KOMİSYON KONUŞMASI

MEHMET RÜŞTÜ TİRYAKİ (Batman) - Teşekkür ediyorum Başkan.

Yani şimdi, Türkiye'deki en büyük sorunlardan bir tanesi, kabul edin veya etmeyin, veri güvenliği. Maalesef kamu kurumlarının verilerine araştırmacıların büyük bir bölümü güvenmiyor. 3 tane veriye bakmak yeterli. Enflasyonla ilgili İstanbul Ticaret Odasının, ENAG'ın verileri ile TÜİK'in verileri arasında neredeyse uçurum var; defalarca söylendi, ben bir kez daha hatırlatayım. Artık şirketler de ENAG'ın verilerini esas alarak sözleşme imzalıyorlar, kimse TÜİK'in verilerini falan esas almıyor. Hükûmet açısından da gerçekçi olmadığını kabul etmek lazım. Bunu niye söylüyoruz? İdare bu bir haftadır özellikle kamu görevlilerinin ücretlerinde iyileştirme yaptığını söylüyor, emeklilerin maaş artışlarını öne sürerek enflasyona ezdirmediğini söylüyor ama bu gerçek değil. Gerçek anlamda, emekçiler, emeğiyle geçinenler, emin olun, ay başını getirmekte güçlük çekiyorlar. İnsanlar sadece şu anda yaşam mücadelesi veriyorlar. Kabul edin veya etmeyin, toplumun büyük bir bölümünün durumu böyle.

Şimdi, bu ek bütçenin temel nedeninin depremin zararlarını gidermek olduğunu söylüyorsunuz, 100 küsur milyar dolarlık bir zarar ortaya çıktığını söylüyorsunuz. Sanırım bu yıl bu bütçeyle en azından bu 100 milyar dolarlık zararın yaklaşık 20 milyar dolarlık kısmını gidermeyi önümüze koymuş durumdasınız.
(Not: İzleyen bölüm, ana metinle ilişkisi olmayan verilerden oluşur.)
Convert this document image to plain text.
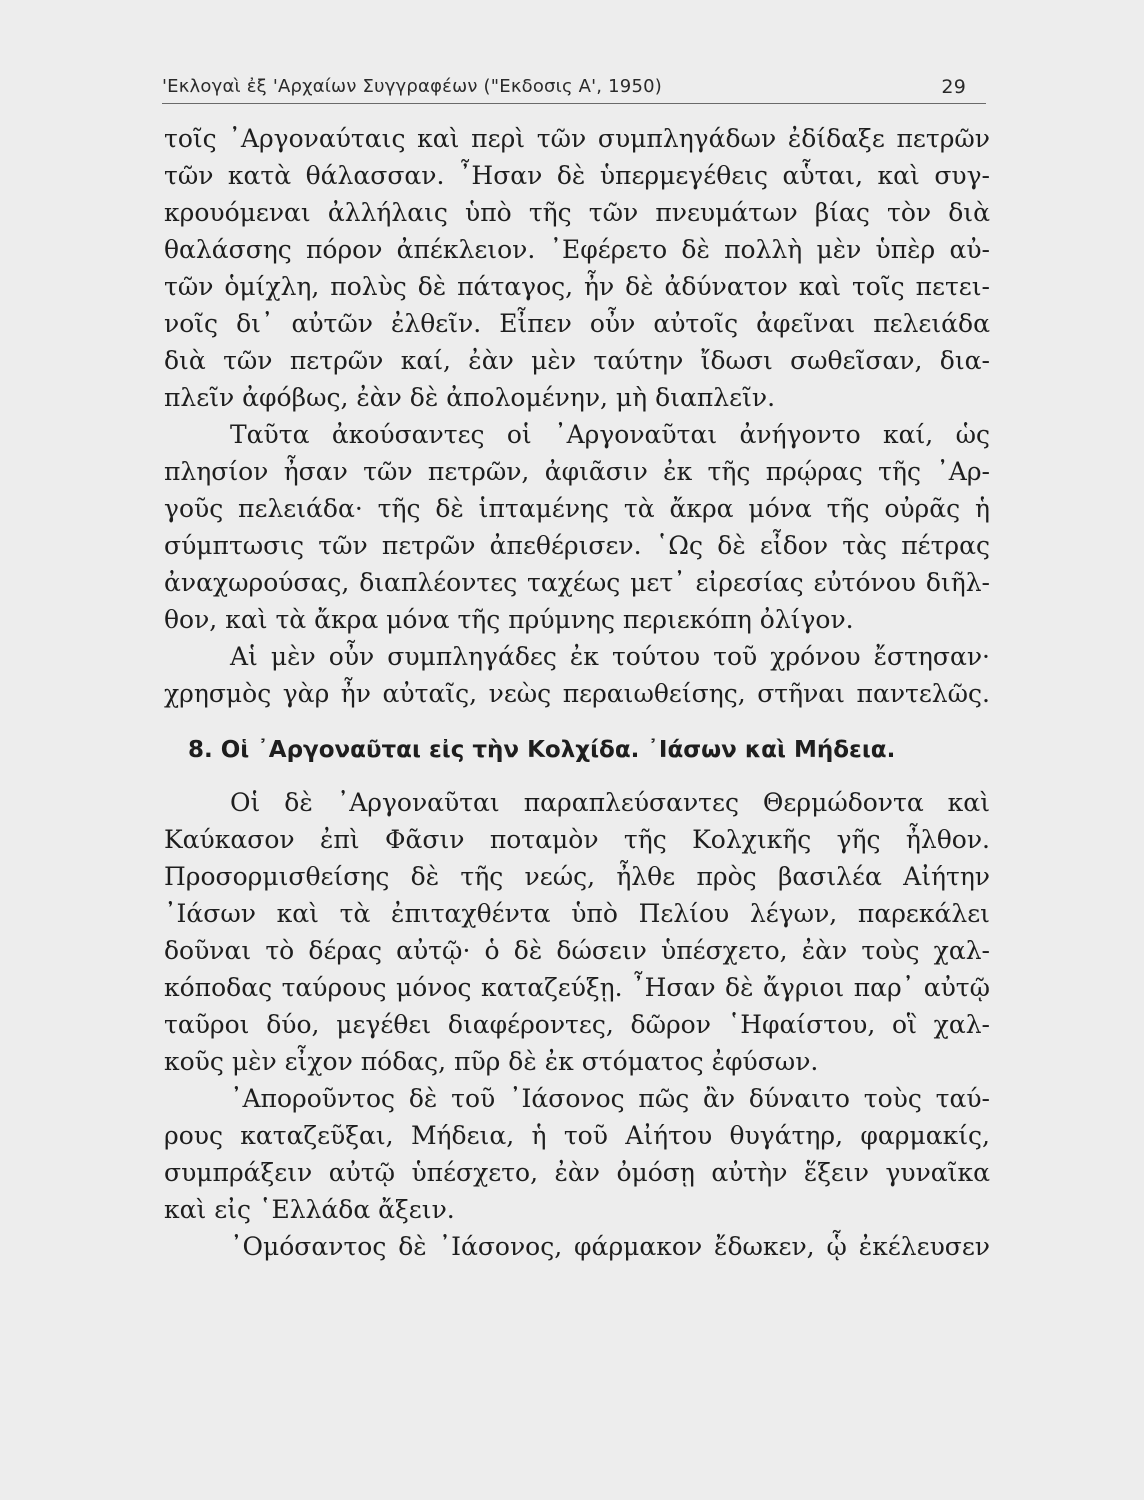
'Εκλογαὶ ἐξ 'Αρχαίων Συγγραφέων ("Εκδοσις Α', 1950)	29
τοῖς ᾽Αργοναύταις καὶ περὶ τῶν συμπληγάδων ἐδίδαξε πετρῶν
τῶν κατὰ θάλασσαν. ῏Ησαν δὲ ὑπερμεγέθεις αὗται, καὶ συγ-
κρουόμεναι ἀλλήλαις ὑπὸ τῆς τῶν πνευμάτων βίας τὸν διὰ
θαλάσσης πόρον ἀπέκλειον. ᾽Εφέρετο δὲ πολλὴ μὲν ὑπὲρ αὐ-
τῶν ὁμίχλη, πολὺς δὲ πάταγος, ἦν δὲ ἀδύνατον καὶ τοῖς πετει-
νοῖς δι᾽ αὐτῶν ἐλθεῖν. Εἶπεν οὖν αὐτοῖς ἀφεῖναι πελειάδα
διὰ τῶν πετρῶν καί, ἐὰν μὲν ταύτην ἴδωσι σωθεῖσαν, δια-
πλεῖν ἀφόβως, ἐὰν δὲ ἀπολομένην, μὴ διαπλεῖν.
Ταῦτα ἀκούσαντες οἱ ᾽Αργοναῦται ἀνήγοντο καί, ὡς
πλησίον ἦσαν τῶν πετρῶν, ἀφιᾶσιν ἐκ τῆς πρῴρας τῆς ᾽Αρ-
γοῦς πελειάδα· τῆς δὲ ἱπταμένης τὰ ἄκρα μόνα τῆς οὐρᾶς ἡ
σύμπτωσις τῶν πετρῶν ἀπεθέρισεν. ῾Ως δὲ εἶδον τὰς πέτρας
ἀναχωρούσας, διαπλέοντες ταχέως μετ᾽ εἰρεσίας εὐτόνου διῆλ-
θον, καὶ τὰ ἄκρα μόνα τῆς πρύμνης περιεκόπη ὀλίγον.
Αἱ μὲν οὖν συμπληγάδες ἐκ τούτου τοῦ χρόνου ἔστησαν·
χρησμὸς γὰρ ἦν αὐταῖς, νεὼς περαιωθείσης, στῆναι παντελῶς.
8. Οἱ ᾽Αργοναῦται εἰς τὴν Κολχίδα. ᾽Ιάσων καὶ Μήδεια.
Οἱ δὲ ᾽Αργοναῦται παραπλεύσαντες Θερμώδοντα καὶ
Καύκασον ἐπὶ Φᾶσιν ποταμὸν τῆς Κολχικῆς γῆς ἦλθον.
Προσορμισθείσης δὲ τῆς νεώς, ἦλθε πρὸς βασιλέα Αἰήτην
᾽Ιάσων καὶ τὰ ἐπιταχθέντα ὑπὸ Πελίου λέγων, παρεκάλει
δοῦναι τὸ δέρας αὐτῷ· ὁ δὲ δώσειν ὑπέσχετο, ἐὰν τοὺς χαλ-
κόποδας ταύρους μόνος καταζεύξῃ. ῏Ησαν δὲ ἄγριοι παρ᾽ αὐτῷ
ταῦροι δύο, μεγέθει διαφέροντες, δῶρον ῾Ηφαίστου, οἳ χαλ-
κοῦς μὲν εἶχον πόδας, πῦρ δὲ ἐκ στόματος ἐφύσων.
᾽Αποροῦντος δὲ τοῦ ᾽Ιάσονος πῶς ἂν δύναιτο τοὺς ταύ-
ρους καταζεῦξαι, Μήδεια, ἡ τοῦ Αἰήτου θυγάτηρ, φαρμακίς,
συμπράξειν αὐτῷ ὑπέσχετο, ἐὰν ὀμόσῃ αὐτὴν ἕξειν γυναῖκα
καὶ εἰς ῾Ελλάδα ἄξειν.
᾽Ομόσαντος δὲ ᾽Ιάσονος, φάρμακον ἔδωκεν, ᾧ ἐκέλευσεν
Umarım gerçekten söylediğiniz gibi olur; 527,3 milyar lirayı gerçekten depremin zararlarını ortadan kaldırmak için kullanırsınız. Fakat 1 trilyon 119 milyar liranın tamamının deprem zararlarını ortadan kaldırmak için kullanılmayacağı çok açık. Devasa rakamlar var, bir tanesi şu: Zorunlu harcamalar için 103 milyar liralık bir kaynak aktarmışsınız. Yani bu zorunlu harcamalar ne, tam olarak biz bilmiyoruz gerçekten ama bu rakamlar çok büyük rakamlar. Bakın, her bir kalem için "1 milyar, 4 milyar, 7 milyar, 8 milyar, 8,4 milyar, 26 milyar" diye ayrıntılı açıklama yapmışsınız doğrudan nereye harcayacağınızı belirtirken ama "103,4 milyar lirasını diğer zorunlu harcamalar için ayırıyoruz." diyorsunuz, keşke bunu ayrıntılandırabilseniz.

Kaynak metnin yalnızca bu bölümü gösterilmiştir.